Niemals berechenbar und unwiederholbar einmalig sorgen ALP für eine Symbiose aus wohligem
Schauer, Gänsehaut und eiskalten Bigbeatguitarnoiseambientsound. Im Halbdunkel der Filmprojektion arbeiten Bass, Gitarren, Orgel, Schlagzeug,
Laptopsound und intuitives Djing daran, dem Filmklassiker ein zeitgemäßes Klangbett zu verleihen.
Panzerkreuzer Potemkin; UDSSR 1925; Regie:
Sergej Eisenstein; Buch: Nina AgadshanowaSchutko, Sergej Eisenstein; Kamera: Eduard Tissè;
Darsteller: Alexander Antonow, Wladimir Barski,
Gigori Alexandrow, Wladimir Bakaski, Mitglieder
des Proletkult-Ensambles, Mannschaften der Roten
Flotte
DO 15. NOV / 20.00h
// Clubraum
Lesung: KURT WYSS
Workfare: Alles zur neuen strafenden Sozialpolitik
In den vergangenen zwanzig Jahren wurde in vielen
Ländern eine neue Sozialpolitik unter Stichworten wie Work Not Welfare, Arbeit statt Sozialhilfe, Arbeitsintegration, 1-Euro-Jobs, Integration
statt Rente oder Ähnlichem durchgesetzt.
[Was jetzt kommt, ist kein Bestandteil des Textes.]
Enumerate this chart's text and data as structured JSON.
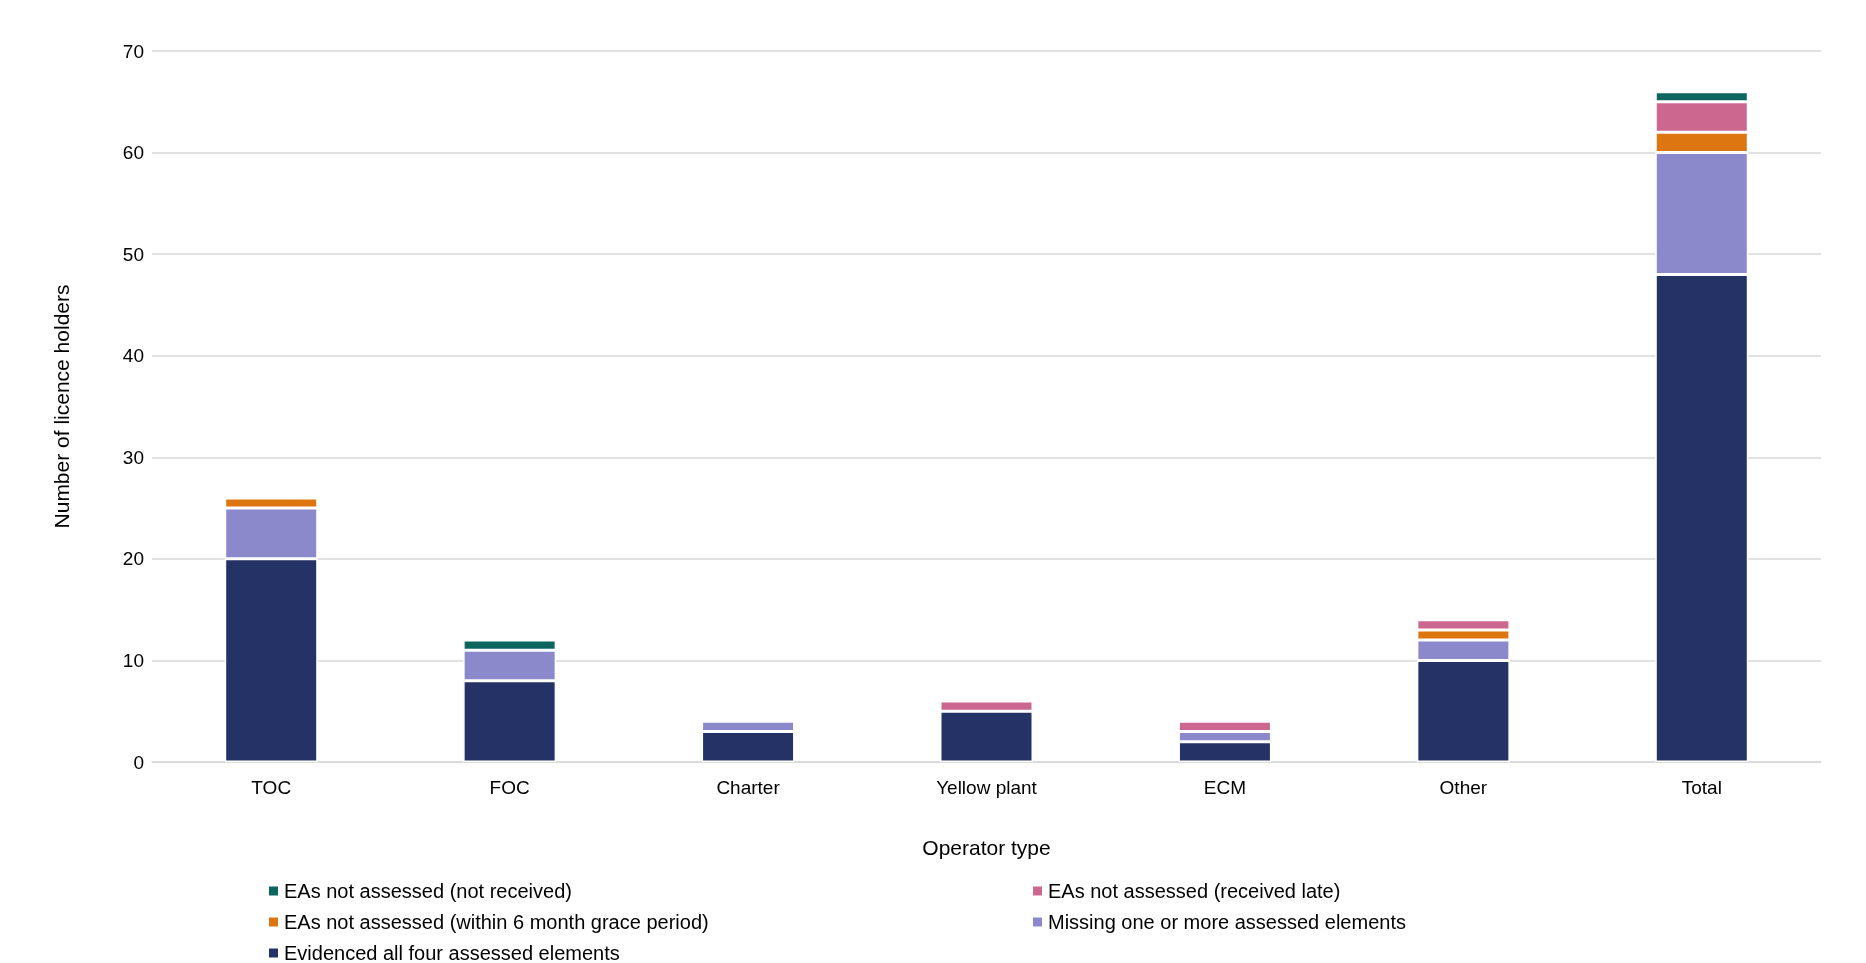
{
  "chart_data": {
    "type": "bar",
    "stacked": true,
    "xlabel": "Operator type",
    "ylabel": "Number of licence holders",
    "categories": [
      "TOC",
      "FOC",
      "Charter",
      "Yellow plant",
      "ECM",
      "Other",
      "Total"
    ],
    "series": [
      {
        "name": "Evidenced all four assessed elements",
        "color": "#243266",
        "values": [
          20,
          8,
          3,
          5,
          2,
          10,
          48
        ]
      },
      {
        "name": "Missing one or more assessed elements",
        "color": "#8b89cc",
        "values": [
          5,
          3,
          1,
          0,
          1,
          2,
          12
        ]
      },
      {
        "name": "EAs not assessed (within 6 month grace period)",
        "color": "#dd7511",
        "values": [
          1,
          0,
          0,
          0,
          0,
          1,
          2
        ]
      },
      {
        "name": "EAs not assessed (received late)",
        "color": "#cc6790",
        "values": [
          0,
          0,
          0,
          1,
          1,
          1,
          3
        ]
      },
      {
        "name": "EAs not assessed (not received)",
        "color": "#0d6560",
        "values": [
          0,
          1,
          0,
          0,
          0,
          0,
          1
        ]
      }
    ],
    "ylim": [
      0,
      70
    ],
    "yticks": [
      0,
      10,
      20,
      30,
      40,
      50,
      60,
      70
    ],
    "grid": "y",
    "legend": "bottom"
  }
}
Diese
Sozialpolitik lässt sich mit einem aus dem Amerikanischen stammenden Neologismus kurz als
Workfare bezeichnen. Die vorgelegte Untersuchung unternimmt den im deutschsprachigen Raum
bislang einzigartigen Versuch, Workfare in einer
umfassenden Weise zu erklären. Die Untersuchung
bleibt nicht bei den Oberflächenphänomenen
stehen, sondern bestimmt die Sache gleichsam von
den Wurzeln her. Kurt Wyss, Jahrgang 1959, Soziologe, arbeitet seit 1994 mit eigenem Büro für Sozialforschung in Zürich schwergewichtig zu Fragen der
Sozialpolitik und der sozialpolitischen Entwicklung. Er führt Forschungsarbeiten im Auftrag
öffentlicher Institutionen durch, hält Vorträge und
Vorlesungen an Universitäten und Fachhochschulen und publiziert regelmässig. Sein Hauptinteresse
gilt der soziologischen Kritik von gesellschaftlichen
Prozessen der Entmündigung respektive Sozialdisziplinierung von Menschen.